Retention of volunteers
The final section of this article deals with the issue of volunteer retention. As noted earlier, only a few studies have reported volunteer attrition rates . ,, Although the reported attrition rates ranged from 17% to 43%, anecdotal evidence suggests that keeping hospice palliative care volunteers on board is usually not a problem. Flickinger  reported that, "of each volunteer class, approximately 85% remain active after 5 years" (p. 53). According to Finn Paradis and Usui,  "the most stable volunteers have lived in the same community … for four or more years, have done other volunteer work, have no extensive child-rearing responsibilities, and have only one paid job" (p. 137). This is consistent with the profile of a typical North American hospice palliative care volunteer, who is most likely going to be a middle-aged or older (i.e., children have grown up), white married female with some college education and involvement in other volunteer activities. ,
Hospice palliative care volunteer programs have devised a number of different activities to retain their volunteers.  These include planned social gatherings (e.g., Christmas dinners, dances, volunteer picnics and/or barbecues, and Thanksgiving meal) and volunteer recognition/appreciation events (e.g., pins for hours or years of service, gifts for volunteers) so that volunteers feel valued. , Other activities that foster high-retention rates include holding regular (e.g., monthly) education/information sessions for volunteers, closure conferences following the death of a patient (i.e., acknowledging grief and sharing losses can help prevent burnout), having a physical space (e.g., a volunteer office) for the volunteers to use, and good communication between staff and volunteers. [Table 3] contains a list of some activities that may contribute to volunteer retention. This list is based on a review of the literature , as well as information obtained at hospice palliative care conferences and forums attended by this article's authors. Most of the activities in [Table 3] are ones that would be initiated by the program's volunteer coordinator.

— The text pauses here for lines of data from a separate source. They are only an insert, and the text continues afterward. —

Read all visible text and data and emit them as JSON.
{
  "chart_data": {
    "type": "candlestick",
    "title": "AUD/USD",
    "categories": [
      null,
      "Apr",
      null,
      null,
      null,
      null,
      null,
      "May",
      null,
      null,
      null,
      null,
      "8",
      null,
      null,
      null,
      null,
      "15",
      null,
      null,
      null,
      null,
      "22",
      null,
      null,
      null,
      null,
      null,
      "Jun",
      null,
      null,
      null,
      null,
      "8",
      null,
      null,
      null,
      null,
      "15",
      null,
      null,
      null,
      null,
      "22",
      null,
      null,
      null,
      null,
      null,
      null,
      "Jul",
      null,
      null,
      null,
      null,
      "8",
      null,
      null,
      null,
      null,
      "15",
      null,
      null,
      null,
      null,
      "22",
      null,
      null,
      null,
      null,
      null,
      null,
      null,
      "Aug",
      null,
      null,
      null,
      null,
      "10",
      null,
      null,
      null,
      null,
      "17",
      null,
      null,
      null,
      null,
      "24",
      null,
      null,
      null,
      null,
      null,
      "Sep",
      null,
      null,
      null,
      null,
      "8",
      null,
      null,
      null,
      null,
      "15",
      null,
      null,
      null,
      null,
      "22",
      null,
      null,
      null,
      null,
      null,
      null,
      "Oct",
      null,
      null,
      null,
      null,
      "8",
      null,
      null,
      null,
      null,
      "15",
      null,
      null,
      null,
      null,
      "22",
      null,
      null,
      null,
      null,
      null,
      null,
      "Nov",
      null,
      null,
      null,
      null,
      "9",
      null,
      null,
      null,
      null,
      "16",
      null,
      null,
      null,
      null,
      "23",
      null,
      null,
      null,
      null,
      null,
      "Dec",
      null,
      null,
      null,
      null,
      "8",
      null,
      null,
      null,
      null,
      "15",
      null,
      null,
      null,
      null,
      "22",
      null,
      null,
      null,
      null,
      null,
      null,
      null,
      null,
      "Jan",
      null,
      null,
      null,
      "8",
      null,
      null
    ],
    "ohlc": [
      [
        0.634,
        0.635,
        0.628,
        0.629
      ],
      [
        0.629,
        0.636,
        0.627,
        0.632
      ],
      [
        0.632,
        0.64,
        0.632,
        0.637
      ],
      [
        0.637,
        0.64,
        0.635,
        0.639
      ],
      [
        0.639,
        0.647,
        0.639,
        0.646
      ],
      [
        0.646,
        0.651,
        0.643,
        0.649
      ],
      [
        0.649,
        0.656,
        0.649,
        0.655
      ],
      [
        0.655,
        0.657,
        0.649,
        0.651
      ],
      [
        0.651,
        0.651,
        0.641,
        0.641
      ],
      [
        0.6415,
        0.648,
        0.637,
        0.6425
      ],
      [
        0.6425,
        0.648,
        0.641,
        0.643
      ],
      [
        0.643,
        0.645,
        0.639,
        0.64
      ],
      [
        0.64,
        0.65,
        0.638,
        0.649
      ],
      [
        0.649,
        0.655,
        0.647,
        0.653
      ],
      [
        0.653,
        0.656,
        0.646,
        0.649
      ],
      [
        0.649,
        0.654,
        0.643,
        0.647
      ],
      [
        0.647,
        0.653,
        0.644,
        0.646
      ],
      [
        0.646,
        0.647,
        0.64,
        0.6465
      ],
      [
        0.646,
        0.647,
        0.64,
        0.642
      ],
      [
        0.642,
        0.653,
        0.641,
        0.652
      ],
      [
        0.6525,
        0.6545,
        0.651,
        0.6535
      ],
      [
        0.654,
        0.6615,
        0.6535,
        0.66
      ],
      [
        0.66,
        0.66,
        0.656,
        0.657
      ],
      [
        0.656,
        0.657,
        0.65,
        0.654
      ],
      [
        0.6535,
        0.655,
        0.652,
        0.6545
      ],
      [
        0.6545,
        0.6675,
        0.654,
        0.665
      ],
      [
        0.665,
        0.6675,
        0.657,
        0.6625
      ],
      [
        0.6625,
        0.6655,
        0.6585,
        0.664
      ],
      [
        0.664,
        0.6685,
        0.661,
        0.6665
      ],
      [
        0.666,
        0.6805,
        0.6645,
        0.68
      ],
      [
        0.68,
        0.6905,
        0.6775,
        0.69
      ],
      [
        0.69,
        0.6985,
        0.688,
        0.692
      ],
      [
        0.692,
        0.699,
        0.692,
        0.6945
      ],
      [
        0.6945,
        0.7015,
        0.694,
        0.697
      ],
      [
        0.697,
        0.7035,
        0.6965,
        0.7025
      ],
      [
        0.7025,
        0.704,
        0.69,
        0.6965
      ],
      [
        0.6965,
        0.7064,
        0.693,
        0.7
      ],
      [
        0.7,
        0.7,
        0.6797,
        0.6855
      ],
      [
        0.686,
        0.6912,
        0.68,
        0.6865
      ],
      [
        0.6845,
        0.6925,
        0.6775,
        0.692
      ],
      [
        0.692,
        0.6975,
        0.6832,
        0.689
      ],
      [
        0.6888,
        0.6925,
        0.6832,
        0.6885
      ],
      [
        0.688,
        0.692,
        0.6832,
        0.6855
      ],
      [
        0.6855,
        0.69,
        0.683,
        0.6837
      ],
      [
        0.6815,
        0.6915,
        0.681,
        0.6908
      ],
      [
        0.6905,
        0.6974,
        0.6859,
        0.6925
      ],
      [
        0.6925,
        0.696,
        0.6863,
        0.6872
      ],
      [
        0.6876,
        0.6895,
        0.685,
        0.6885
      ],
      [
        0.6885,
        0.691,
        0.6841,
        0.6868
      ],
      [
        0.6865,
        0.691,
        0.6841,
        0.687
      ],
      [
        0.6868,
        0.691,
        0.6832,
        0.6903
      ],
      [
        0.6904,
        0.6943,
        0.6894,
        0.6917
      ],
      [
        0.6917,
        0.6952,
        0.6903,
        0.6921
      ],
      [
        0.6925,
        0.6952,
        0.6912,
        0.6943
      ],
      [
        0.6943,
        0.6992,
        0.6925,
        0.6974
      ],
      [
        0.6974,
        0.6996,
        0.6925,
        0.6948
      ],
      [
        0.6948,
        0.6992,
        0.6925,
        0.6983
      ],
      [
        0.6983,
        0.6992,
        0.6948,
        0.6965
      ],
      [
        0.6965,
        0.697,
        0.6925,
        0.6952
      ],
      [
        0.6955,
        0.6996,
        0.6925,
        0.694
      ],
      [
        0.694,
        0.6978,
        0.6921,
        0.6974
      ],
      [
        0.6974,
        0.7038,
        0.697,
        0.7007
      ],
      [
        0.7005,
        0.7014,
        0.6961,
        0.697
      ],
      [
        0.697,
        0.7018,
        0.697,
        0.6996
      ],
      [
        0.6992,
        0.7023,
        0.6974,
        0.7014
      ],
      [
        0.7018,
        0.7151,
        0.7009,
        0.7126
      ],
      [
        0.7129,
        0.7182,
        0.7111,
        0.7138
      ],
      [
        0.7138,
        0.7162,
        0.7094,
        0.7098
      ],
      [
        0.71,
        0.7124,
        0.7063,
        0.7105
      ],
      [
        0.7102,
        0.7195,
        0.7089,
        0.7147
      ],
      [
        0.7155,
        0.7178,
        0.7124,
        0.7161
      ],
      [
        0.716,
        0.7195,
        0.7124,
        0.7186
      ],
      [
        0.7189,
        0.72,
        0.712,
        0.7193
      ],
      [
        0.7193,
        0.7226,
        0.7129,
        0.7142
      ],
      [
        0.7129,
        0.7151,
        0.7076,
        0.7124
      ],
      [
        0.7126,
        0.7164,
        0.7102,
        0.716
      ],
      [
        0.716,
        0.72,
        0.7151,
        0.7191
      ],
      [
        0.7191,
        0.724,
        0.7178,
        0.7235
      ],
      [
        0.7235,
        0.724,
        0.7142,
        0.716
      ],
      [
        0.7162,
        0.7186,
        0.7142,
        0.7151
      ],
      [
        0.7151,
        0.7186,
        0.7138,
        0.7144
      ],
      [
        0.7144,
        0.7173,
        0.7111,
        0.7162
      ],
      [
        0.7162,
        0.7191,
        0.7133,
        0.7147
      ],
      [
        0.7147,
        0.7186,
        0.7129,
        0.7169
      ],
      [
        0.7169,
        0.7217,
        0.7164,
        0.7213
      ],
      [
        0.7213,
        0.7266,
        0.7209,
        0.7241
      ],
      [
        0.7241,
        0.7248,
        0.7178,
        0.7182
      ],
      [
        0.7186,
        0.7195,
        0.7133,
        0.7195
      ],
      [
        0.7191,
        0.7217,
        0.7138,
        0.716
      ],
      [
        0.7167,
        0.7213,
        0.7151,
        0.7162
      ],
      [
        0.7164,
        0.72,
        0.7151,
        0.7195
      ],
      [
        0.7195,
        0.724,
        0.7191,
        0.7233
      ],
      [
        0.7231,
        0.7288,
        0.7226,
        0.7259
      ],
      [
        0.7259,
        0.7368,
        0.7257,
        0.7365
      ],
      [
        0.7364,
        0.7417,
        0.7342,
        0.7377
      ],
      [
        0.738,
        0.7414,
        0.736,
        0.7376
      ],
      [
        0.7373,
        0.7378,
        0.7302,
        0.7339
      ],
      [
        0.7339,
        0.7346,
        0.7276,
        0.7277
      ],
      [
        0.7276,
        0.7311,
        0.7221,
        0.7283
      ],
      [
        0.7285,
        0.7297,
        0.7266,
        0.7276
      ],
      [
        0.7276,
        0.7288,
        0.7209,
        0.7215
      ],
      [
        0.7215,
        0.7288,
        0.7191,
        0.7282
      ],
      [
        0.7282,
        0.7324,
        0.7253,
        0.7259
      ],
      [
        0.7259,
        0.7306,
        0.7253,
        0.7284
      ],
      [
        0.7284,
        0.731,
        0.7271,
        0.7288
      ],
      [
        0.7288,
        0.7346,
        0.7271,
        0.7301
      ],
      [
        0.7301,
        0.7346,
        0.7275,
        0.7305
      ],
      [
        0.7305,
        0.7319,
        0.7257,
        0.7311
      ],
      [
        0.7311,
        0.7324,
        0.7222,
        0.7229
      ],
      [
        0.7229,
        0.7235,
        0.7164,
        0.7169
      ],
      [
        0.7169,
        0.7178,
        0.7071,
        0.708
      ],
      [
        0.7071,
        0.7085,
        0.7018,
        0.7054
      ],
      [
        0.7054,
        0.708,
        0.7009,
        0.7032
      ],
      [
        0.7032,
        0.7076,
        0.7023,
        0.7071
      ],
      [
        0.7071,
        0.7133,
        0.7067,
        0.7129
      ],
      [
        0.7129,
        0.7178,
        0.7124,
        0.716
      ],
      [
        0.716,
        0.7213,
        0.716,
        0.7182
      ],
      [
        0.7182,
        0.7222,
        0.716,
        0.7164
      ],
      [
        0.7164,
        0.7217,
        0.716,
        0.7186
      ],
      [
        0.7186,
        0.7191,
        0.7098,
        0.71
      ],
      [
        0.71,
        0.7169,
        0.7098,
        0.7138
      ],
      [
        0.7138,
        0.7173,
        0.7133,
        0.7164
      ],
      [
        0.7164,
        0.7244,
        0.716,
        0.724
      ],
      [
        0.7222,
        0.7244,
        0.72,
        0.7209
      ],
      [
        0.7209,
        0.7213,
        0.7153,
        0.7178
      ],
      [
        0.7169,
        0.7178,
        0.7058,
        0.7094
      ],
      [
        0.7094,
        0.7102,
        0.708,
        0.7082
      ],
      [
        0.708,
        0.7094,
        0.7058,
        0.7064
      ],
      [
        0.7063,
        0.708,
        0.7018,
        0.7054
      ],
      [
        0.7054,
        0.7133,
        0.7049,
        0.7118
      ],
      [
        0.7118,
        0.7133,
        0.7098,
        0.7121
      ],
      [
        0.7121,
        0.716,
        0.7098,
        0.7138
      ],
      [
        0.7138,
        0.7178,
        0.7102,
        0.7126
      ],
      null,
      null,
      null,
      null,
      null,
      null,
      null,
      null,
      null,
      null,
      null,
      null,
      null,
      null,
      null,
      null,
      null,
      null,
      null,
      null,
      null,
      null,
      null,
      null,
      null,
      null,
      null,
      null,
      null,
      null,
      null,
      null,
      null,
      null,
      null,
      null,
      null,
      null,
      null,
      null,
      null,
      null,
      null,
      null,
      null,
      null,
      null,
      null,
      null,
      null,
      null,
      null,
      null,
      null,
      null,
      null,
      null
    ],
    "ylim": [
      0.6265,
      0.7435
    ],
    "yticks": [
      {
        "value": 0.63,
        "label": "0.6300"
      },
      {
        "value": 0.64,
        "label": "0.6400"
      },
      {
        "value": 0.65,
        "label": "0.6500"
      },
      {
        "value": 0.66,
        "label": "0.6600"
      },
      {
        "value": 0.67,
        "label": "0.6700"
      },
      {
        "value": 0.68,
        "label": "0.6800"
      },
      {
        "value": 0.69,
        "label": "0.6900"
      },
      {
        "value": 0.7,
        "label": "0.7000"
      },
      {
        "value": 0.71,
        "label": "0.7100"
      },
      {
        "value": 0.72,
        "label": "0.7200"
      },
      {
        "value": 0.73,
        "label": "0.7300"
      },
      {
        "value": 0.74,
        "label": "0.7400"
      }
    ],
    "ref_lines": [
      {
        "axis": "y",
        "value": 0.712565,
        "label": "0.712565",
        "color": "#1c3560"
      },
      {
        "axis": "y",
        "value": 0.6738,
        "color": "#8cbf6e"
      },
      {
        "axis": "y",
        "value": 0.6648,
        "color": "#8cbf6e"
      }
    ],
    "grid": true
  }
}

In addition to the satisfaction that comes from helping patients and families in their time of need and knowing that they have made a difference to the patient and provided comfort and rest to the family, the activities listed in [Table 3] should give the volunteers even more reasons for wanting to remain in the program. Future research could assess which of these activities are most important to active volunteers. As Korda  points out, identifying what volunteers get out of their hospice experiences may be helpful for retaining them.
From the available research, it would appear that many volunteers do not perceive their work in hospice palliative care as particularly stressful; in fact, for some, volunteering is their relaxation. Most of the things that volunteers find stressful about their work are temporary. For example, they get close to patients who die, which makes them feel sad, but they also find it rewarding and uplifting to know that they have helped those patients and their families in some way and, after a suitable period of time off to grieve their loss, they are ready to help others. Some of the potential stressors for volunteers are preventable during the training sessions (e.g., through clarifying the roles of the volunteer and other team members) and/or can be alleviated through various support mechanisms (e.g., volunteer support groups, support from staff, family, and friends). Finally, when volunteers do leave hospice palliative care programs, their reasons for doing so are often administratively uncontrollable - there is nothing the volunteer coordinator can do about it. One exception to this is the finding that some volunteers leave because of the other team members' (e.g., nurses) attitudes toward them. This can be addressed by educating doctors, nurses, and others about the roles and responsibilities of volunteers, their importance to the team, and the real difference they make in the lives of the patients and families they care for.